I really hoped I was wrong. Maybe just once, the reports were incorrect. But the reports as of Friday all indicate that my suspicions were correct, which left me furious over what happened. Actually, I was even angrier -- well beyond words like livid, incensed, vehement and infuriated.
Although the case remains under investigation, it appears someone apparently decided the rules didn't apply to them. It's very likely someone made a horribly reckless decision to not only buy a bunch of illegal fireworks but to shoot them off in the foothills north of Boise, which triggered a very serious brush fire.
A Treasure Valley family lost their home and everything they owned because of the foolhardy antics of those allegedly responsible for starting that fire.
To make matters worse, it now appears the guilty party didn't bother to report the fire or attempt to extinguish it. They simply fled and left the mess for someone else to deal with.
Granted, if that's really what happened, those responsible may have ran because they were terrified. However, it doesn't absolve them of their actions.
It remains to be seen whether police will ever figure out who actually started that fire and make an arrest. I sincerely hope those responsible have the common decency to step forward and admit their guilt.
However, based on what I see in today's society, I seriously doubt that will happen. I see too many instances where no one wants to admit guilt or take the blame for anything.
Don't believe me? Try sitting in a court room when someone is about to be sentenced for committing a serious crime.
You'll see plenty of repentance from a number of these convicted individuals as they stand before a judge. They will make every promise possible to never make the same mistake twice.
In many cases, that promise lasts until those people are placed on parole and commit the same crimes again and again.
Here's the problem that I see in today's society. There are those out there who want to blame everyone else for their actions and actually believe that society itself is to blame.
I'm sorry, but when you make stupid decisions that cost others their livelihood, their property or their lives, it's not society's fault. It's your fault. Deal with it.
But that seems to be the consequence when parents have their hands tied and are either unwilling or reluctant to keep their children in line. We went from fearing a paddling from our parents to today's parents now being fearful of properly disciplining and raising their children.
As a result, I see too many instances where children run rampant as their parents idly sit by and watch. It's gotten to the point where it's gotten absolutely ridiculous.
Case in point: Just a couple of weeks ago, a call came in over the police scanner regarding an out-of-control child. The parents wanted our police officers to deal with their child because they didn't believe in disciplining their children.

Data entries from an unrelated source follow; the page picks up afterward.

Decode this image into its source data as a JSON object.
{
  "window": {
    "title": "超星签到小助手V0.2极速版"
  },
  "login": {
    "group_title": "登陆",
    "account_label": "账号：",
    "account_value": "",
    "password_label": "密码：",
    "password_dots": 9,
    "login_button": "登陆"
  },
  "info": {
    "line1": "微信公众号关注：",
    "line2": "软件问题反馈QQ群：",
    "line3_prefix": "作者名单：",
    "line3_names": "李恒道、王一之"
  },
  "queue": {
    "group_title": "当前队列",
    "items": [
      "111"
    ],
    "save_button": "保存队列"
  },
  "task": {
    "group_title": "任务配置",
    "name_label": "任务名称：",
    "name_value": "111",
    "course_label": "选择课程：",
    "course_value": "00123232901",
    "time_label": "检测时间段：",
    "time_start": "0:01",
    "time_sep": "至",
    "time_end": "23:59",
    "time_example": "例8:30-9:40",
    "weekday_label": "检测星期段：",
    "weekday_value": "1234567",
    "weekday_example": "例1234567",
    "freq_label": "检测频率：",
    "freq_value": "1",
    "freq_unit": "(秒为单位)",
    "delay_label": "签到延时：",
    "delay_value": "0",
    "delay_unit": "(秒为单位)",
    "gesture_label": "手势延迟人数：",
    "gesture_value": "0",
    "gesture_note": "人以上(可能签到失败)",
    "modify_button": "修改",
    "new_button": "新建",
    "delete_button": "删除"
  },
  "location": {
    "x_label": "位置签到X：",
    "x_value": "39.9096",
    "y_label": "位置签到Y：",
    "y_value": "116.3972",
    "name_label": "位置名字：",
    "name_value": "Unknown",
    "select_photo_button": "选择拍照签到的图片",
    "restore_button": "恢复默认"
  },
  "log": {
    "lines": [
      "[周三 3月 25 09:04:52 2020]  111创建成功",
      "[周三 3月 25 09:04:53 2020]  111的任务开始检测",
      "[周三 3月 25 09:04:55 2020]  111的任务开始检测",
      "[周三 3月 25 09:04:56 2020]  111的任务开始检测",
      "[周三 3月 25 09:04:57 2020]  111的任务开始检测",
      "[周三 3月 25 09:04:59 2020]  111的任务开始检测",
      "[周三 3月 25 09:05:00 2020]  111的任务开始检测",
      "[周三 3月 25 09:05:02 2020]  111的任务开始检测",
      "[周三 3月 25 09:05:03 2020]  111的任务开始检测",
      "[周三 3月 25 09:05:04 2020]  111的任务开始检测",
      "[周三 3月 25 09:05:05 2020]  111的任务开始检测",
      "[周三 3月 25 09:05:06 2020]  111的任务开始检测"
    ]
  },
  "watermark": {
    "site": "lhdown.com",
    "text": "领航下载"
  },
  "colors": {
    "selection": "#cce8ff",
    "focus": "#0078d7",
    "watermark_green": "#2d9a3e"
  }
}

Don't get me started on the number of times that I've gone to the grocery store and had to deal with children bawling and screaming out of control because they wanted a particular toy or treat. The non-stop whining and yelling gets so bad at times that I can hear them clear across the store, which I'm absolutely sure the other customers appreciate (pardon my sarcasm).
Despite the chaos, it seems many of these parents tune out all that noise and continue shopping. Those that try to correct their children are met with mixed results.
Consider the following: How many of us have tried that "counting to three" method with our kids? How many of us ever reached "three?"
It never works because parents don't get there. Once they count two, they'll pause for a minute and then end up counting to two and a quarter, two and a half, two and three quarters, two and seven eighths and so on.
Kids today know better. They're more willing to call our bluff. After all, what are we going to do, hmmm? Swat them on the backside?
When I was a kid, that's exactly what would've happened. Poor behavior was never acceptable when I was a child. If I ever stepped out of line, my parents set me straight.
For example, when I was a first grader, I tried sneaking into my mother's pursue to grab a dollar so I could play some games at the school carnival. I got caught and got my hand slapped pretty good and hard.
I never tried to sneak money from my parents or anyone else ever since. If I wanted something bad enough, I politely asked or did something around the house to help my parents, which tended to work a whole lot better than throwing a temper tantrum.
My respect for authority took root when I was in third grade and got sent to the principal's office. It was because I did something blatantly stupid that at the time sounded like a really good idea.
You see, I had a huge crush on a girl in my class, and wasn't sure how to get her attention. The solution came down to me picking up a small rock and throwing it in her general direction as I ran by (it missed by the way).
As I sat in the main office waiting to see the principal, I saw my mother come to the school and walk past me. It was the first time in my young life where I was genuinely scared out of my whits.
It was the also the first and only time I had ever gotten into trouble in school. I ended up getting grounded for at least a day, and all my toys were taken away from me and not returned until my parents felt I had learned my lesson.
To a point, I was grateful that it was my mother that tended to administer the punishment. It was because I figured that my dad would "hit for distance," if you get my meaning.
As a result, I grew up with something I see lacking in some children in today's society -- a deep respect for parents, teachers and others in our lives.
This brings me back to my earlier discussion regarding those who started that fire near Boise. I wonder if those responsible would've acted differently if they had someone in their life that stepped in and guided them away from making poor choices. Would that fire have actually started if these individuals understood the difference between right and wrong and the consequences attributed to poor decisions.
Unfortunately, we may never know those answers.